The REMS Assessment showed that:
- The results from surveyed prescribers demonstrate acceptable knowledge of the product risks of decreased survival and/or the increased risk of tumor progression or recurrence and the need to counsel patients about these risks.
- The drug utilization data that indicates appropriate prescribing of ESAs consistent with the FDA approved indication.
FDA conducted an evaluation of the impact of multiple actions, including the ESA REMS, on the utilization of the ESAs using sponsor-submitted data from outpatient oncology practices between 2006 and 2014. During 2004-2009, FDA took multiple regulatory actions, including labeling changes. In 2007, the Center for Medicare and Medicaid Services (CMS) made a National Coverage Determination (NCD) to limit coverage of the ESAs for on-renal disease indications.

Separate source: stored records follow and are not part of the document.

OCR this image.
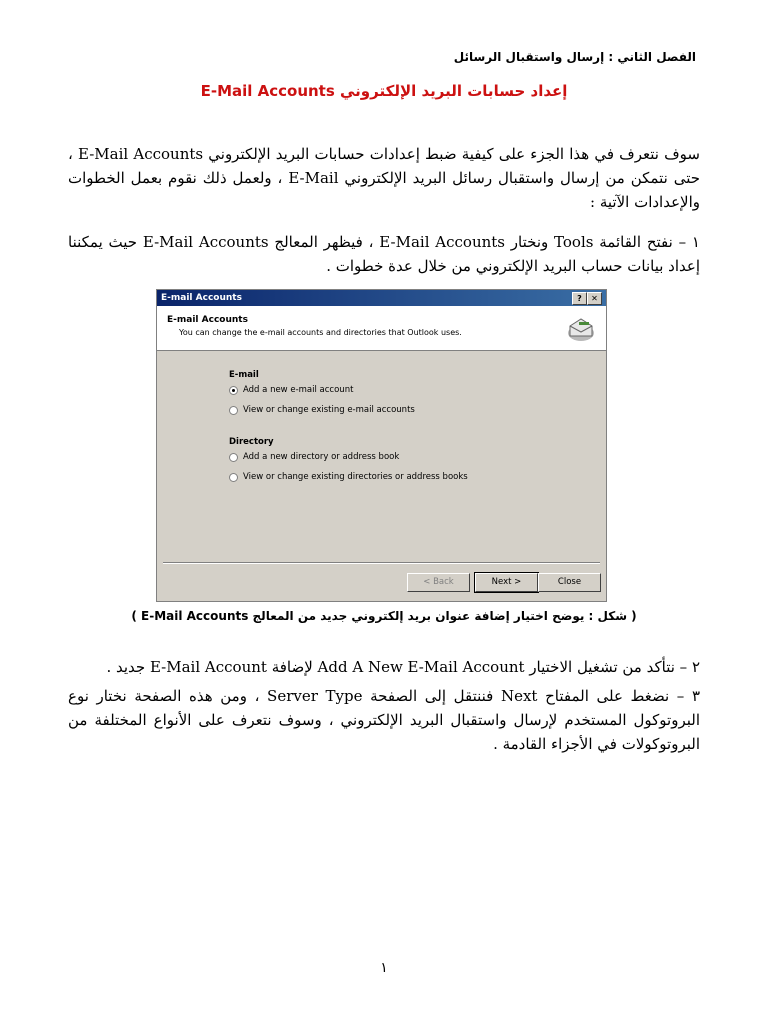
الفصل الثاني : إرسال واستقبال الرسائل
إعداد حسابات البريد الإلكتروني E-Mail Accounts
سوف نتعرف في هذا الجزء على كيفية ضبط إعدادات حسابات البريد الإلكتروني E-Mail Accounts ، حتى نتمكن من إرسال واستقبال رسائل البريد الإلكتروني E-Mail ، ولعمل ذلك نقوم بعمل الخطوات والإعدادات الآتية :
١ – نفتح القائمة Tools ونختار E-Mail Accounts ، فيظهر المعالج E-Mail Accounts حيث يمكننا إعداد بيانات حساب البريد الإلكتروني من خلال عدة خطوات .
E-mail Accounts	?	✕
E-mail Accounts
You can change the e-mail accounts and directories that Outlook uses.
E-mail
Add a new e-mail account
View or change existing e-mail accounts
Directory
Add a new directory or address book
View or change existing directories or address books
< Back	Next >	Close
( شكل : يوضح اختيار إضافة عنوان بريد إلكتروني جديد من المعالج E-Mail Accounts )
٢ – نتأكد من تشغيل الاختيار Add A New E-Mail Account لإضافة E-Mail Account جديد .
٣ – نضغط على المفتاح Next فننتقل إلى الصفحة Server Type ، ومن هذه الصفحة نختار نوع البروتوكول المستخدم لإرسال واستقبال البريد الإلكتروني ، وسوف نتعرف على الأنواع المختلفة من البروتوكولات في الأجزاء القادمة .
١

These actions coincided with:
- A decrease in the proportion of patients receiving chemotherapy using ESAs,
- An increase in the proportion of patients receiving chemotherapy who initiate ESAs at a hemoglobin level <10g l,="">10g>
- An increase in the proportion of patients who initiate ESAs at a dosage consistent with product prescribing information.
Full implementation of the ESA REMS in 2011 had minimal impact on trends in these three ESA utilization metrics beyond the changes observed after the CMS coverage determination and multiple other FDA regulatory actions.

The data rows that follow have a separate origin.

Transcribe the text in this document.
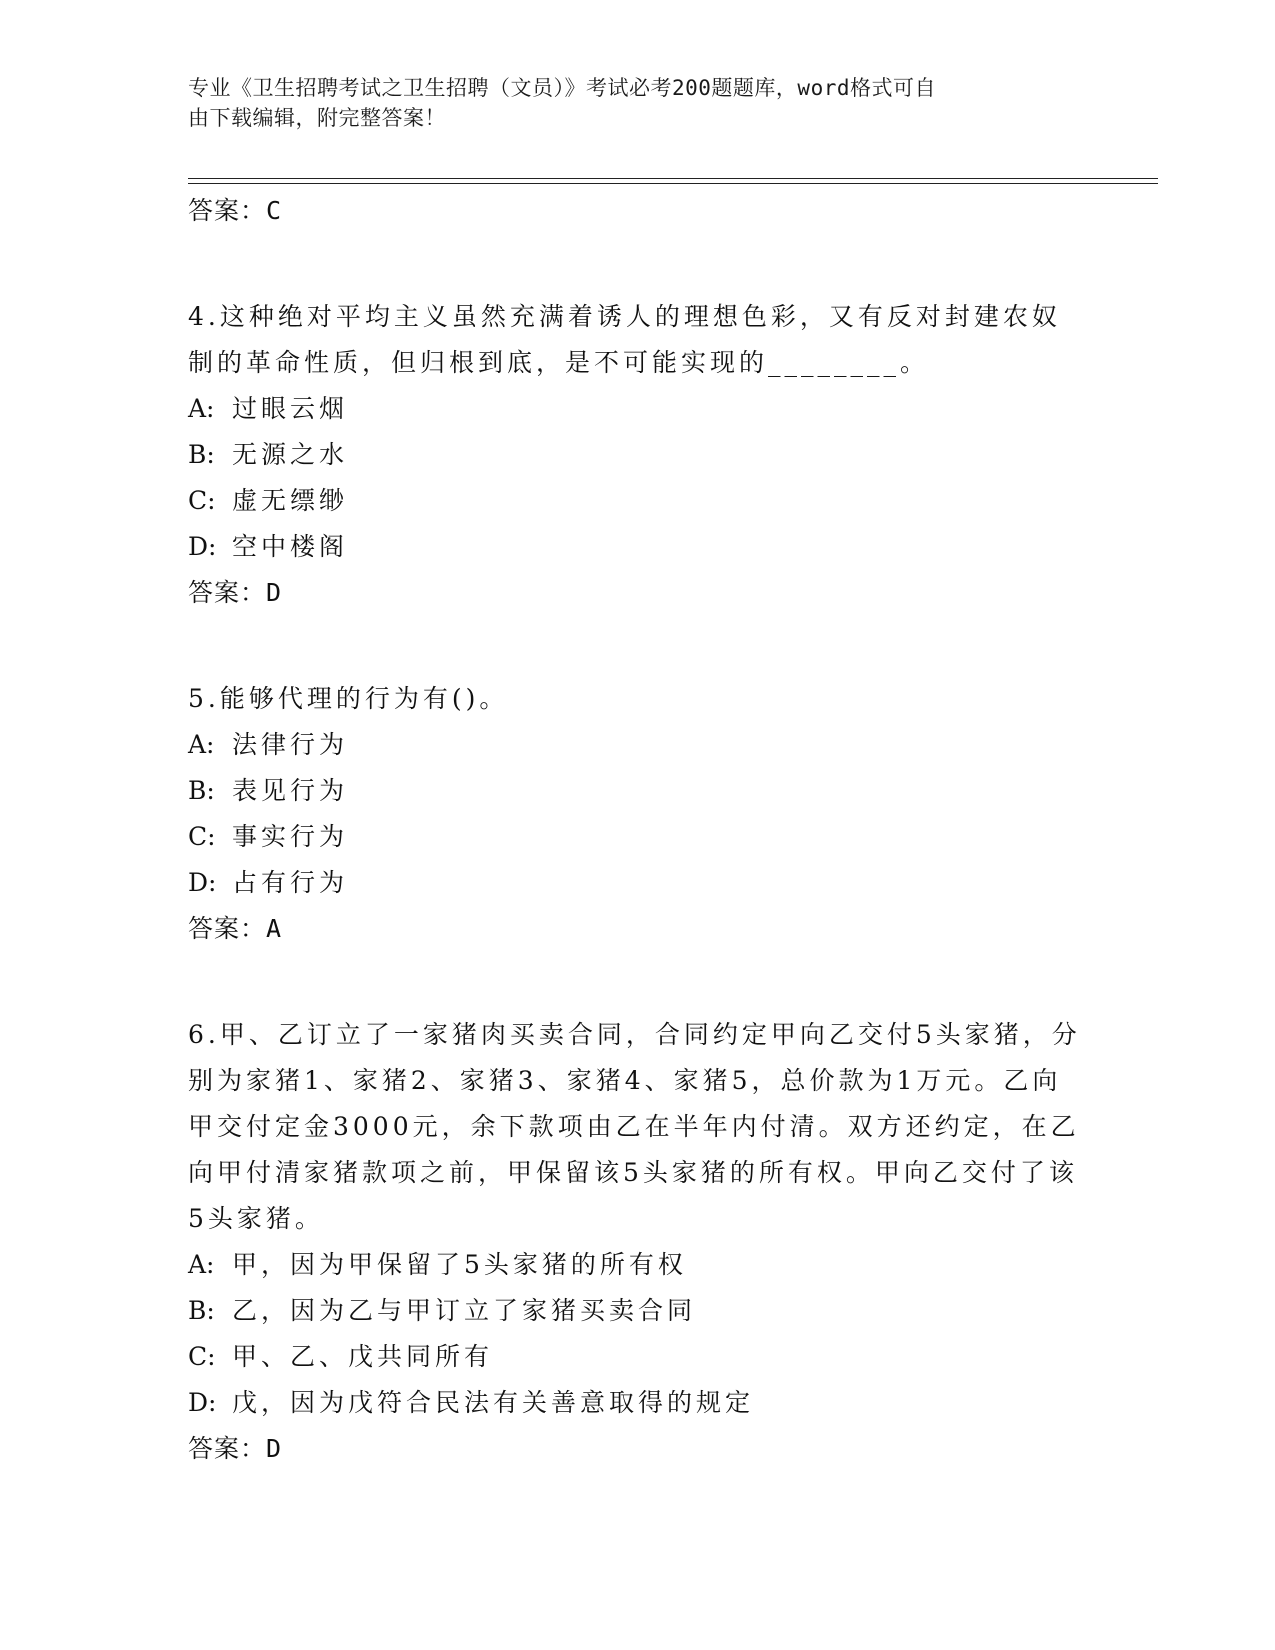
专业《卫生招聘考试之卫生招聘（文员）》考试必考200题题库，word格式可自
由下载编辑，附完整答案！
答案：C

4.这种绝对平均主义虽然充满着诱人的理想色彩，又有反对封建农奴制的革命性质，但归根到底，是不可能实现的________。

A: 过眼云烟

B: 无源之水

C: 虚无缥缈

D: 空中楼阁

答案：D

5.能够代理的行为有()。

A: 法律行为

B: 表见行为

C: 事实行为

D: 占有行为

答案：A

6.甲、乙订立了一家猪肉买卖合同，合同约定甲向乙交付5头家猪，分别为家猪1、家猪2、家猪3、家猪4、家猪5，总价款为1万元。乙向甲交付定金3000元，余下款项由乙在半年内付清。双方还约定，在乙向甲付清家猪款项之前，甲保留该5头家猪的所有权。甲向乙交付了该5头家猪。

A: 甲，因为甲保留了5头家猪的所有权

B: 乙，因为乙与甲订立了家猪买卖合同

C: 甲、乙、戊共同所有

D: 戊，因为戊符合民法有关善意取得的规定

答案：D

This information led FDA to conclude that it is no longer necessary to require the certification of prescribers and hospitals that prescribe and/or dispense ESAs to patients with cancer in order to ensure the benefits outweigh the risks.

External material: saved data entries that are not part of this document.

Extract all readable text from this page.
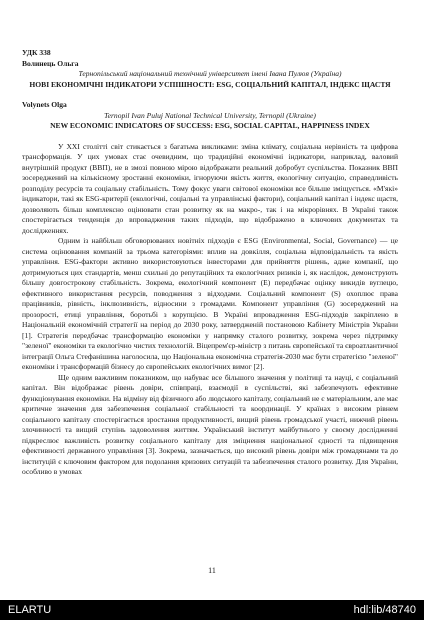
УДК 338

Волинець Ольга

Тернопільський національний технічний університет імені Івана Пулюя (Україна)

НОВІ ЕКОНОМІЧНІ ІНДИКАТОРИ УСПІШНОСТІ: ESG, СОЦІАЛЬНИЙ КАПІТАЛ, ІНДЕКС ЩАСТЯ

Volynets Olga

Ternopil Ivan Puluj National Technical University, Ternopil (Ukraine)

NEW ECONOMIC INDICATORS OF SUCCESS: ESG, SOCIAL CAPITAL, HAPPINESS INDEX

У XXI столітті світ стикається з багатьма викликами: зміна клімату, соціальна нерівність та цифрова трансформація. У цих умовах стає очевидним, що традиційні економічні індикатори, наприклад, валовий внутрішній продукт (ВВП), не в змозі повною мірою відображати реальний добробут суспільства. Показник ВВП зосереджений на кількісному зростанні економіки, ігноруючи якість життя, екологічну ситуацію, справедливість розподілу ресурсів та соціальну стабільність. Тому фокус уваги світової економіки все більше зміщується. «М'які» індикатори, такі як ESG-критерії (екологічні, соціальні та управлінські фактори), соціальний капітал і індекс щастя, дозволяють більш комплексно оцінювати стан розвитку як на макро-, так і на мікрорівнях. В Україні також спостерігається тенденція до впровадження таких підходів, що відображено в ключових документах та дослідженнях.

Одним із найбільш обговорюваних новітніх підходів є ESG (Environmental, Social, Governance) — це система оцінювання компаній за трьома категоріями: вплив на довкілля, соціальна відповідальність та якість управління. ESG-фактори активно використовуються інвесторами для прийняття рішень, адже компанії, що дотримуються цих стандартів, менш схильні до репутаційних та екологічних ризиків і, як наслідок, демонструють більшу довгострокову стабільність. Зокрема, екологічний компонент (E) передбачає оцінку викидів вуглецю, ефективного використання ресурсів, поводження з відходами. Соціальний компонент (S) охоплює права працівників, рівність, інклюзивність, відносини з громадами. Компонент управління (G) зосереджений на прозорості, етиці управління, боротьбі з корупцією. В Україні впровадження ESG-підходів закріплено в Національній економічній стратегії на період до 2030 року, затвердженій постановою Кабінету Міністрів України [1]. Стратегія передбачає трансформацію економіки у напрямку сталого розвитку, зокрема через підтримку "зеленої" економіки та екологічно чистих технологій. Віцепрем'єр-міністр з питань європейської та євроатлантичної інтеграції Ольга Стефанішина наголосила, що Національна економічна стратегія-2030 має бути стратегією "зеленої" економіки і трансформацій бізнесу до європейських екологічних вимог [2].

Ще одним важливим показником, що набуває все більшого значення у політиці та науці, є соціальний капітал. Він відображає рівень довіри, співпраці, взаємодії в суспільстві, які забезпечують ефективне функціонування економіки. На відміну від фізичного або людського капіталу, соціальний не є матеріальним, але має критичне значення для забезпечення соціальної стабільності та координації. У країнах з високим рівнем соціального капіталу спостерігається зростання продуктивності, вищий рівень громадської участі, нижчий рівень злочинності та вищий ступінь задоволення життям. Український інститут майбутнього у своєму дослідженні підкреслює важливість розвитку соціального капіталу для зміцнення національної єдності та підвищення ефективності державного управління [3]. Зокрема, зазначається, що високий рівень довіри між громадянами та до інституцій є ключовим фактором для подолання кризових ситуацій та забезпечення сталого розвитку. Для України, особливо в умовах

11
ELARTU	hdl:lib/48740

The FDA has released the REMS requirements for the ESA products, Epogen/Procrit and Aranesp, and the risks can be communicated by the current product prescribing information. The appropriate use of ESAs is supported by the CMS NCD, the American Society of Clinical Oncology (ASCO) and American Society of Hematology (ASH) clinical guidelines which are evidence-based guidelines intended to provide a basis for the standard of care in clinical oncology.
Prescribers should continue to follow the labeled directions for initiation and dose selection of Epogen/Procrit in order to treat anemia associated with chemotherapy in patients with cancer
By eliminating the Epogen/Procrit REMS:
- Health care professionals who prescribe Epogen/Procrit for the treatment of anemia due to myelosuppressive chemotherapy will no longer be required to enroll and become certified in the ESA REMS to prescribe or dispense Aranesp.
- Prescribers will no longer be required to complete a Patient and Healthcare Provider Acknowledgement Form for each patient with cancer before the new Epogen/Procrit treatment course.
- Hospitals that dispense Epogen/Procrit to patients with cancer will no longer be required to enroll and become certified to dispense Epogen/Procrit.
While the REMS is no longer necessary to ensure the benefits outweigh the risks, the serious risks of shortened overall survival and/or increased risk of tumor progression or recurrence associated with Epogen/Procrit remains a concern. The prescribing information continues to note an increased risk of tumor progression or recurrence, as well as death, myocardial infarction, stroke, venous thromboembolism, and thrombosis of vascular access.